BeauHD. Worst editor since kdawson.
Where does the $50 figure come from?
I can't answer that, but I can tell you what smart cards cost.
The costs depend heavily on both volume and capabilities. At the low end, there are cards available in large volumes for substantially less than $1. At the high end, programmable cards with both contact and RF capability, lots of fancy printing, etc., plus some loaded and personalized applications can be up to $10, in large volumes, and over $50 each in developer quantities.
So, in general, $50 each for 65,000 cards is ludicrous.
However, in this case the figure may actually be accurate. The numbers I mention apply to "stock" cards, where the R&D investment is spread over hundreds of thousands, or even millions, of cards.

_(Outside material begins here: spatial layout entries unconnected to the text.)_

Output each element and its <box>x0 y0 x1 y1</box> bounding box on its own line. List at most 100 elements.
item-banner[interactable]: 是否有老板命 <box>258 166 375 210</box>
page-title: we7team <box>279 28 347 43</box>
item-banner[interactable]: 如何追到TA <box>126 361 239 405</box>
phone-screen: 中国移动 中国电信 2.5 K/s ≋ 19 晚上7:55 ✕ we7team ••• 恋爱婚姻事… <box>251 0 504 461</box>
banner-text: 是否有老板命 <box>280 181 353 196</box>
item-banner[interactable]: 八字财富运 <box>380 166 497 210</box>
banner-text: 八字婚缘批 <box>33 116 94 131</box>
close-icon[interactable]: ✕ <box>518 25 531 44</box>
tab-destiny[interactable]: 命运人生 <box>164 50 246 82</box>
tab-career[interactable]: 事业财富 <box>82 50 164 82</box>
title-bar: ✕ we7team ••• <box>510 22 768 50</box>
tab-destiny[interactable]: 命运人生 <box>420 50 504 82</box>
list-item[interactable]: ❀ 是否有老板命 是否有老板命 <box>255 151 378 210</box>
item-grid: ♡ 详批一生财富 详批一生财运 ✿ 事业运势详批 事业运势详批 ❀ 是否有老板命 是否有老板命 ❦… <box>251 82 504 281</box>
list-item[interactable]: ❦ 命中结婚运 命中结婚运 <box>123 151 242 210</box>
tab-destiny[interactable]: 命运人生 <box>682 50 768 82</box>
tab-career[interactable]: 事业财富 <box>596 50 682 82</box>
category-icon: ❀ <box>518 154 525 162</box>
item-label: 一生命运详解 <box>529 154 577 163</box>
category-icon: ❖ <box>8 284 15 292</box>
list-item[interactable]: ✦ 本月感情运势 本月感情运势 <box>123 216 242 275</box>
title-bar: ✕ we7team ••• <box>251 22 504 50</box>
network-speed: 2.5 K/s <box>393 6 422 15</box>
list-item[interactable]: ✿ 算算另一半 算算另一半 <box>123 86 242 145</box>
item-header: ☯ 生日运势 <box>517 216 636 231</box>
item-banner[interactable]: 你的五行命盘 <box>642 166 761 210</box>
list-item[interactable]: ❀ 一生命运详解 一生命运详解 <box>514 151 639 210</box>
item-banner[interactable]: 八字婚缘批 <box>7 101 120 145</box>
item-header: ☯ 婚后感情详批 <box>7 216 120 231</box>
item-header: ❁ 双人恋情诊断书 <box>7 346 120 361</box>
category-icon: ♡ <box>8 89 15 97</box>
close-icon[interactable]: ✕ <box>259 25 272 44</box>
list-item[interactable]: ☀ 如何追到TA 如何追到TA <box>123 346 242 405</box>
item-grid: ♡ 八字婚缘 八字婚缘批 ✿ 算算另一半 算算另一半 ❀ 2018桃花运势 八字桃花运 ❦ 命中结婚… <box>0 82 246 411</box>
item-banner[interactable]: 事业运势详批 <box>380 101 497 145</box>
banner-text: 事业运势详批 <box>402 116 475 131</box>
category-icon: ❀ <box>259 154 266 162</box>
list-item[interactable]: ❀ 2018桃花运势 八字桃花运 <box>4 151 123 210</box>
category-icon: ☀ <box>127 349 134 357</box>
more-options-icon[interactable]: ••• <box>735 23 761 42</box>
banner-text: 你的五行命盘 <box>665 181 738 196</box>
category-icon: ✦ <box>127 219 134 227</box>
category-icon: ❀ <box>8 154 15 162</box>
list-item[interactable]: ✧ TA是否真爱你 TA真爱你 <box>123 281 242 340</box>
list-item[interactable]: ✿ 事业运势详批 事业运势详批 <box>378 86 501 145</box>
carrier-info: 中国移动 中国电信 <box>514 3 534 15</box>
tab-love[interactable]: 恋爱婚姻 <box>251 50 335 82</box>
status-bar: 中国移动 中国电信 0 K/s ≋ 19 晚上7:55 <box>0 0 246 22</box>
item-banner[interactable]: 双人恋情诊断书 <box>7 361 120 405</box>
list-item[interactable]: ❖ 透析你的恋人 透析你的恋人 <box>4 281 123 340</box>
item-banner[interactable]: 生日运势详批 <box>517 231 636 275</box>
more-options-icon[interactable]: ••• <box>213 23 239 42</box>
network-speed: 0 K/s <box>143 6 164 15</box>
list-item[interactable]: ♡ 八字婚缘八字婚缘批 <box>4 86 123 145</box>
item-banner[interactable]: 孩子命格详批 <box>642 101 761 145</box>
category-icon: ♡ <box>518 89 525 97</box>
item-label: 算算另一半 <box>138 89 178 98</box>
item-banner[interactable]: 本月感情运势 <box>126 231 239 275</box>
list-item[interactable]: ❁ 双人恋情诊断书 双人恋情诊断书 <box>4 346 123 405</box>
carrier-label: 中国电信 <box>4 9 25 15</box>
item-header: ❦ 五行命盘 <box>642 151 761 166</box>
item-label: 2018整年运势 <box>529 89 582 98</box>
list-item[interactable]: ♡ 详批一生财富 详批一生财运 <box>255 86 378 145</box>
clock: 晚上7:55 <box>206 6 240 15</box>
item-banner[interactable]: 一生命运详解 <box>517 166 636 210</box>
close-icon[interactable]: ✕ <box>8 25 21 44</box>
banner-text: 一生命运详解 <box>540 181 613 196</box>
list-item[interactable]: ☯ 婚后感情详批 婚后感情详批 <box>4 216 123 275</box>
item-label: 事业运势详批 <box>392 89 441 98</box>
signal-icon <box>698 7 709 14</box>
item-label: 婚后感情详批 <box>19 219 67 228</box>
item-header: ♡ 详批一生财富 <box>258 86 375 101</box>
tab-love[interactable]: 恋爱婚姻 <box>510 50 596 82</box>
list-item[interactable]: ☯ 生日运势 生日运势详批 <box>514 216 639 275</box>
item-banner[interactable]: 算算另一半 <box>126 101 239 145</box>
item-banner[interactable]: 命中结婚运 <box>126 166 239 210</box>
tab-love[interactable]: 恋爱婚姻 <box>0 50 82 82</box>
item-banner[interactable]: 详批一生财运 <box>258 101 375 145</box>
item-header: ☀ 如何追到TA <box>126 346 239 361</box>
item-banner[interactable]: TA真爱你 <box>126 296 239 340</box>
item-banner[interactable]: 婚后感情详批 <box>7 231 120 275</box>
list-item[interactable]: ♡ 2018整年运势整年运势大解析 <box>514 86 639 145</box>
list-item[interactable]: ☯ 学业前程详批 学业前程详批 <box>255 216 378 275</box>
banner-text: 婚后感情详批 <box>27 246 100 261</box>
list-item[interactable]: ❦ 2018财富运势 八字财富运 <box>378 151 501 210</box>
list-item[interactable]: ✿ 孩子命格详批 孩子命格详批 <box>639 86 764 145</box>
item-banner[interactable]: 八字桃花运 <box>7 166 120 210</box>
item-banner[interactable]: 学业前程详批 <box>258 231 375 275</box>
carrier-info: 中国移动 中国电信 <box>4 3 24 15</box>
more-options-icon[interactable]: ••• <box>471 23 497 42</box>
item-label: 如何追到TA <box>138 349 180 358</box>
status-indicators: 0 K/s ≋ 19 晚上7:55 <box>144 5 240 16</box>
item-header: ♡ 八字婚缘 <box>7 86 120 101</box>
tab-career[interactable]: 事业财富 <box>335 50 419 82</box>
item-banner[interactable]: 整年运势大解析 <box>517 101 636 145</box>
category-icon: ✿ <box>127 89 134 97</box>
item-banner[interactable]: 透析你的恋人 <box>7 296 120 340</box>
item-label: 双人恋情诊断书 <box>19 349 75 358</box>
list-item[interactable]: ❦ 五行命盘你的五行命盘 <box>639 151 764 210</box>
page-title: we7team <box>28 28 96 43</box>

Microsoft, however, may very well have used Windows for Smart Cards cards, from their brief flirtation with the smart card business. These cards are based on a 32-bit processor from Atmel, which is itself significantly more expensive than many of the more common cores. In addition, the cards run a custom smart card operating system developed by Microsoft. They're high-end programmable cards that interpret (what else?) Visual Basic bytecodes (eeeeewww).
So the cost of these specialized, low-volume chips, plus the cost of developing a smart card operating system, building tools to construct, load and manage applications, implementing the card applications, implementing the workstation and server software, implementing the key management systems, issuance systems, etc... Yeah, $3.25M is not only believable, it's impossibly low.

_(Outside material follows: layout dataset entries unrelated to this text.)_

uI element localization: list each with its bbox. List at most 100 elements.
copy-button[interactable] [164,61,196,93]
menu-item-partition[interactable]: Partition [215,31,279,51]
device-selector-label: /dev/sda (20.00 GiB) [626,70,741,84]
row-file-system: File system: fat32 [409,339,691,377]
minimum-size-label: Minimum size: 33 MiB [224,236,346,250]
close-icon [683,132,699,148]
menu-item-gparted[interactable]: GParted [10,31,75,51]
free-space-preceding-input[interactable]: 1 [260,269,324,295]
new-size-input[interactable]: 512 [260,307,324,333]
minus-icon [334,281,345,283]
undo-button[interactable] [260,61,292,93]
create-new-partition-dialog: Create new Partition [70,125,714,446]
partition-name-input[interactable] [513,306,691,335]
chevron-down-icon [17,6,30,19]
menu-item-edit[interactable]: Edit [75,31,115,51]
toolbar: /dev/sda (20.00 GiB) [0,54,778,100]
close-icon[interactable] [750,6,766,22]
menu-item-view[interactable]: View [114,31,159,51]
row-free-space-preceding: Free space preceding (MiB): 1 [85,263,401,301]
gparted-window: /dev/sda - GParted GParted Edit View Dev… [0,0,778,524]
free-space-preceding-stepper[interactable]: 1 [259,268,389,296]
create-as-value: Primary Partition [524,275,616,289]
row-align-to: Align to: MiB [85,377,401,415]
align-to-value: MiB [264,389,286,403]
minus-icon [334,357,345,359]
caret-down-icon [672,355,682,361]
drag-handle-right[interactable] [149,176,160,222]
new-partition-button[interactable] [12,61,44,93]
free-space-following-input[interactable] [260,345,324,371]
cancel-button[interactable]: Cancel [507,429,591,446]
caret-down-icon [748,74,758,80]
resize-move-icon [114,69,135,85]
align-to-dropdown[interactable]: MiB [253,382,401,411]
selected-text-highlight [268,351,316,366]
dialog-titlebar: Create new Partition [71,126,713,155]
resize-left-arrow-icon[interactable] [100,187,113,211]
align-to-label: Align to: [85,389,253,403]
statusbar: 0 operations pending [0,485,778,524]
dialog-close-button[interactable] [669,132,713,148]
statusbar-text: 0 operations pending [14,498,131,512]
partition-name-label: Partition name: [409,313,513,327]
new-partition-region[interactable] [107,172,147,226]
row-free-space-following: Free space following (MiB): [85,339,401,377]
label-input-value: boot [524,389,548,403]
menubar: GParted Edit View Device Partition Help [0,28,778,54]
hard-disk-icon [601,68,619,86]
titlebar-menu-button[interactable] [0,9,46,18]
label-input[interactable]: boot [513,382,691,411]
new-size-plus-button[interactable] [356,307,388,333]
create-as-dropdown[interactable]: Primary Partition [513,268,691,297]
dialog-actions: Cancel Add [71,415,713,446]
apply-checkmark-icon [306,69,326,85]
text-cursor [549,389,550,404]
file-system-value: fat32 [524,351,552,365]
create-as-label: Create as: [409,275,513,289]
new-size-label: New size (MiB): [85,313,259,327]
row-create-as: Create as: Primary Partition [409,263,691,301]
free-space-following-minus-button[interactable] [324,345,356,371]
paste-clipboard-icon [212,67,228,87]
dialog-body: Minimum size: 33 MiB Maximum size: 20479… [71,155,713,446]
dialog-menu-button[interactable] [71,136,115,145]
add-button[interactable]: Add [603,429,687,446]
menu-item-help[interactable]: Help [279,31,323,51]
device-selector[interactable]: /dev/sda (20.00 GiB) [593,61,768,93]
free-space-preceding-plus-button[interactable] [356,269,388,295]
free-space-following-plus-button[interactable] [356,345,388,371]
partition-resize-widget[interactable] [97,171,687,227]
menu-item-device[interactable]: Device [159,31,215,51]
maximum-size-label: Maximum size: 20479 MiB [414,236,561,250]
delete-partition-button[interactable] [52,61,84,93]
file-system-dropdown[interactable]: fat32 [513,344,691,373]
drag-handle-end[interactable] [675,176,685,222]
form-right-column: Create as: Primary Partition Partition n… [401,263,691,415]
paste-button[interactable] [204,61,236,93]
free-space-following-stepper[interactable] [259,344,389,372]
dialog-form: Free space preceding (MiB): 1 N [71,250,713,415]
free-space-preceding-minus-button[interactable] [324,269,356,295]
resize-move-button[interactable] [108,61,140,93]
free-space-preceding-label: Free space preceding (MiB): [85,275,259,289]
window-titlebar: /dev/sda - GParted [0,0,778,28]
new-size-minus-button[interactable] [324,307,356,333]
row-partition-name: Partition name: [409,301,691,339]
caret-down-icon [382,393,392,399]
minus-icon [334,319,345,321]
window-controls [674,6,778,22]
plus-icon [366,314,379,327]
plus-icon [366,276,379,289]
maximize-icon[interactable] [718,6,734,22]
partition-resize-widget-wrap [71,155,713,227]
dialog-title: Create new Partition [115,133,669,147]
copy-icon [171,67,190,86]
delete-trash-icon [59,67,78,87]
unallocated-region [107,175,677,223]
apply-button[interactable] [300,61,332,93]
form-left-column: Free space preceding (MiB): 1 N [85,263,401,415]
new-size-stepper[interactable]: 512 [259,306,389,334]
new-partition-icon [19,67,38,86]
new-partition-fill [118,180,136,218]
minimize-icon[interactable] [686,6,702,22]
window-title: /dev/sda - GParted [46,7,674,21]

I suspect that the $50 per card figure is accurate, but that it includes more than just the cost of the cards.
Note to ACs: I usually delete AC replies without reading them. If you want to talk to me, log in.
And don't you forget that. Microsoft DOES have people with considerable technical skill and knowledge. I'm guessing that the probability of a security breach was calculated by the people who know what they're doing.

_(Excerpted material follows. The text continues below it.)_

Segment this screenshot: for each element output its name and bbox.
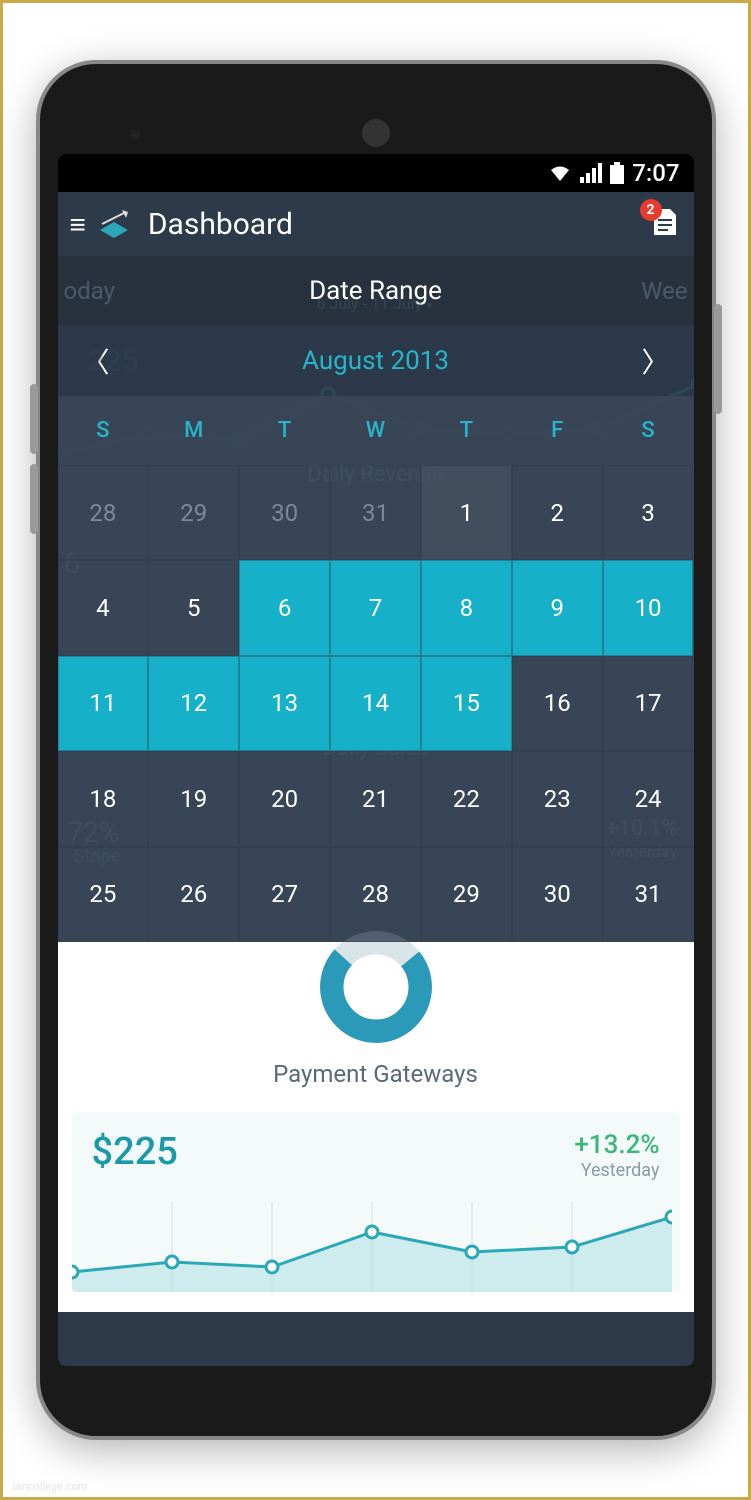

The problem is that you don't get to be the biggest software company in the world without selling products. (And Microsoft is arguably the most important software company - although I think overall Linux is more important in it's potential as an equalizer - there is no one single Linux company).
Selling products implies marketing. This is where it goes wrong. The second that product development is driven by marketing telling customers what features they want - things explode. I mean, really - half the crap in Windows and Office was never wanted by customers in the first place.
I'd still prefer to be using BeOS (I loved 5.0, but lack of support for new hardware meant I had to move on), so Windows 2000 is a pretty good compromise for my needs.
Nobody uses Microsoft technology like Microsoft. Unfortuately, nobody uses Microsoft technology like Microsoft.
The reason? Only Microsoft has the source code and "really understands" Windows. Everybody elses corporate networks running Windows are dogshit -- but Microsoft really does just use the crap the way they tell you to use it, and it works wonderfully. Unfortunately, they are the *only* example of such a user on the planet!